To apply these changes to your theme, run the following bash snippets within the Magento root:

1
2
3
4
5
find -L app/design/frontend -regex '.*\(shipping\|billing\|shipping_method\|payment\).phtml' -exec grep -L formkey {} \; \
  | xargs sed -i 's/<\/form>/<?php echo $this->getBlockHtml("formkey") ?><\/form>/g'

find -L skin/frontend -name 'opcheckout.js' -exec grep -L form_key {} \; \
  | xargs sed -i 's/if (elements\[i\].name=='\''payment\[method\]'\'') {/if (elements[i].name=='\''payment[method]'\'' || elements[i].name == '\''form_key'\'') {/g'

Github gist source

Enabling the form key validation

Until the setting is enabled, the patches to add Form Keys have no effect.

It's located at System > Configuration > Admin > Security > Enable Form Key Validation On Checkout

You'll see a warning at the top of the Magento admin to enable the setting.

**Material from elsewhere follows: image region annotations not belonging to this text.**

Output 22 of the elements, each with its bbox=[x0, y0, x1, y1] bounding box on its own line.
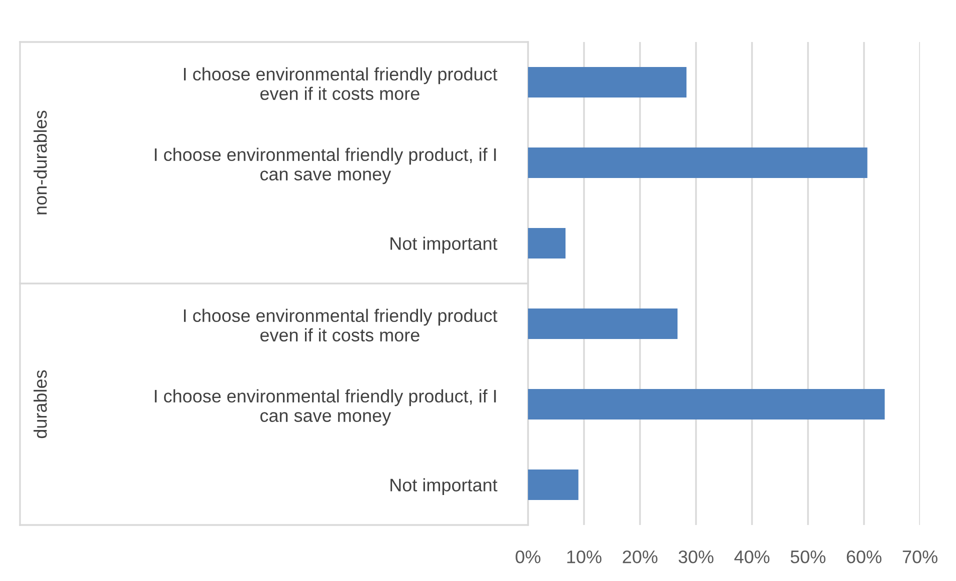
x-tick-label: 10% bbox=[567, 550, 602, 564]
y-tick-label: I choose environmental friendly product, if I can save money bbox=[154, 389, 496, 426]
bar bbox=[528, 469, 578, 500]
bar bbox=[528, 66, 686, 98]
x-tick-label: 70% bbox=[902, 550, 938, 564]
bar bbox=[528, 147, 868, 178]
x-tick-label: 20% bbox=[622, 550, 658, 564]
y-tick-label: I choose environmental friendly product even if it costs more bbox=[184, 67, 498, 100]
x-tick-label: 30% bbox=[678, 550, 714, 564]
y-tick-label: Not important bbox=[390, 478, 498, 496]
y-tick-label: I choose environmental friendly product, if I can save money bbox=[154, 148, 496, 184]
y-tick-label: Not important bbox=[390, 236, 498, 254]
text: durables bbox=[34, 370, 47, 438]
y-tick-label: I choose environmental friendly product even if it costs more bbox=[184, 308, 498, 342]
bar bbox=[528, 388, 885, 420]
bar bbox=[528, 308, 678, 340]
x-tick-label: 60% bbox=[846, 550, 882, 564]
bar bbox=[528, 228, 566, 259]
x-tick-label: 50% bbox=[790, 550, 826, 564]
x-tick-label: 0% bbox=[516, 550, 540, 564]
text: non-durables bbox=[34, 110, 47, 214]
x-tick-label: 40% bbox=[734, 550, 770, 564]
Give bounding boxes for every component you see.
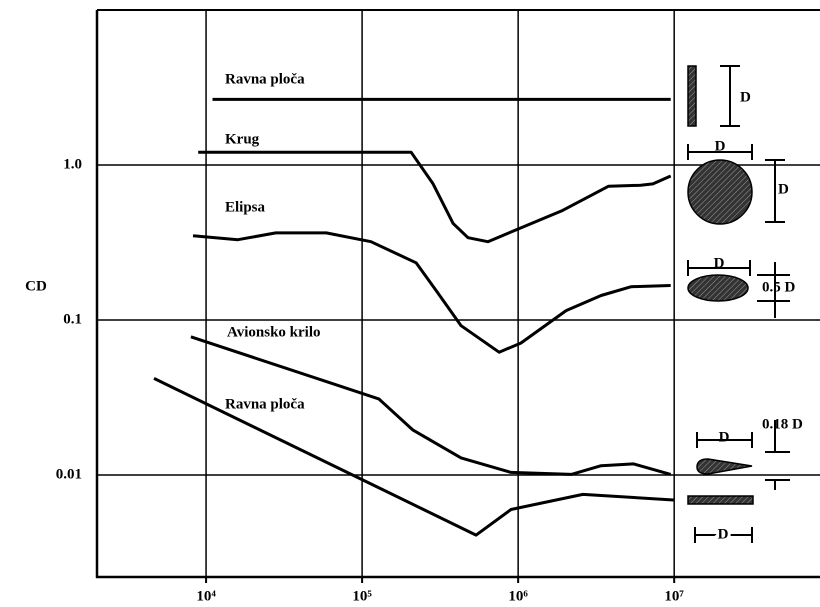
ellipse-shape — [687, 274, 749, 302]
series-line — [190, 335, 672, 476]
y-tick-label: 0.1 — [63, 311, 82, 327]
dimension — [765, 420, 790, 490]
dimension — [696, 432, 753, 448]
shape-label: 0.5 D — [762, 279, 796, 295]
y-tick-label: 0.01 — [56, 466, 82, 482]
x-tick-label: 10⁵ — [352, 588, 372, 604]
shape-label: D — [718, 526, 729, 542]
shapes: D D D D 0.5 D D 0.18 D D — [687, 65, 803, 545]
dimension — [694, 527, 753, 543]
x-tick-label: 10⁶ — [508, 588, 528, 604]
x-tick-label: 10⁴ — [196, 588, 216, 604]
dimension — [765, 159, 785, 223]
shape-label: D — [778, 181, 789, 197]
series-line — [153, 377, 674, 537]
x-tick-label: 10⁷ — [664, 588, 684, 604]
series-label: Ravna ploča — [225, 71, 305, 87]
dimension — [687, 260, 751, 276]
shape-label: 0.18 D — [762, 416, 803, 432]
y-axis-label: CD — [25, 278, 47, 294]
series-label: Avionsko krilo — [227, 324, 321, 340]
series-line — [198, 150, 672, 244]
shape-label: D — [740, 89, 751, 105]
shape-label: D — [714, 255, 725, 271]
series-label: Ravna ploča — [225, 396, 305, 412]
series-label: Krug — [225, 131, 260, 147]
airfoil-shape — [696, 458, 753, 475]
shape-label: D — [719, 429, 730, 445]
shape-label: D — [715, 138, 726, 154]
series-line — [192, 231, 671, 354]
y-tick-label: 1.0 — [63, 156, 82, 172]
circle-shape — [687, 159, 753, 225]
dimension — [757, 262, 790, 318]
series-label: Elipsa — [225, 199, 266, 215]
dimension — [720, 65, 740, 127]
dimension — [687, 144, 753, 160]
plate-horizontal — [687, 495, 754, 505]
plate-vertical — [687, 65, 697, 127]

Ensure the payment step works

If you find that you can't proceed past the Payment step, it might be because the opcheckout.js file is cached by the browser.

One of the changes to opcheckout.js is to not add a disabled attribute to the form_key input. If this is being browser cached then you'll see this attribute within the payment step's <input name="form_key" disabled... /> element. This prevents the form_key being sent to the server, and it then fails the form key validation.

SUPEE-10415

After applying the patch, one client faced problems, that when trying to resave product in the Magento admin, error would be thrown "Unsupported data type N". That appeared to be because SUPEE-8788 patch was v1, while upgrading it to v2. Sorted the problem.

SUPEE-10570

Patch providing protection against several types of security-related issues, more info here. Known issues of the patch can be read here

SUPEE-10888

  • Error message File skin/adminhtml/default/enterprise/images/placeholder/thumbnail.jpg: git binary diffs are not supported.. Others have had this issue: More info.

  • This patch updates a file in the downloader file, as we have moved this out of the magento root this will need handling appropriately.

  • They are changes to some email templates in app/local/en_US/template/email, I have encountered problems with the templates not as the patch expects.